I was much more worried about the effect on the presidential race. It wasn't so much that I thought Specter would help (though I wasn't sure he wouldn't help, and I certainly didn't foresee those Kerry/Specter signs), as I was concerned that Toomey might hurt:
Toomey may excite conservatives, but he's also likely to galvanize liberals. Toomey could very well become a figure that liberals successfully define as an extremist, and serve as a tool for scaring moderates. A humdrum Senate race, where Specter remains the frontrunner for months, keeps the focus on Bush, who (polls show) can appeal to Pennsylvania moderates on his own terms.

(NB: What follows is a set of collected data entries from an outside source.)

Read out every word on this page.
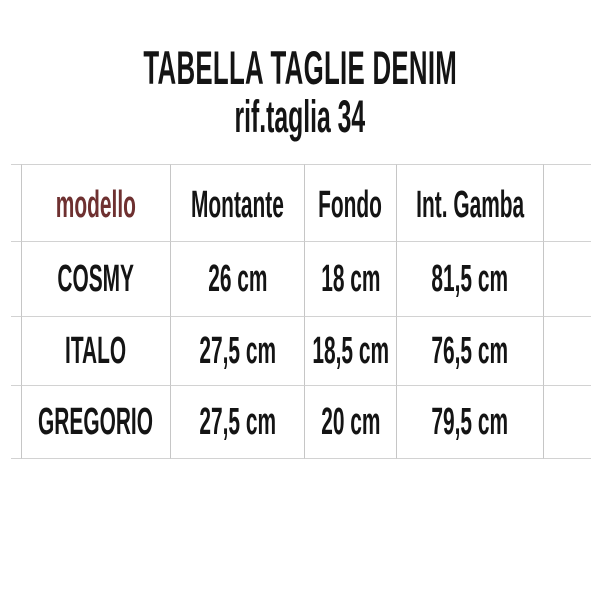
TABELLA TAGLIE DENIM
rif.taglia 34
modello Montante Fondo Int. Gamba
COSMY 26 cm 18 cm 81,5 cm
ITALO 27,5 cm 18,5 cm 76,5 cm
GREGORIO 27,5 cm 20 cm 79,5 cm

Is that moot now that we know that Bush won without Pennsylvania? Not necessarily; many campaign resources are fungible, so changing the dynamics in Pennsylvania would also change the dynamics elsewhere. I have no idea what the fallout might have been; maybe it would have been a wash, maybe Kerry would have won Ohio, maybe Bush would have won by an even greater margin. The bottom line is that the prospect of a Toomey candidacy was high-risk/high-reward, whereas backing Specter was low-risk/low-reward. If I'm right that Specter's on a short leash now, then he turned out to be not so low-reward as one might have thought. So I have to conclude that Bush and Santorum's risk-aversion in the spring remains just as defensible as it was at the time, if not more so.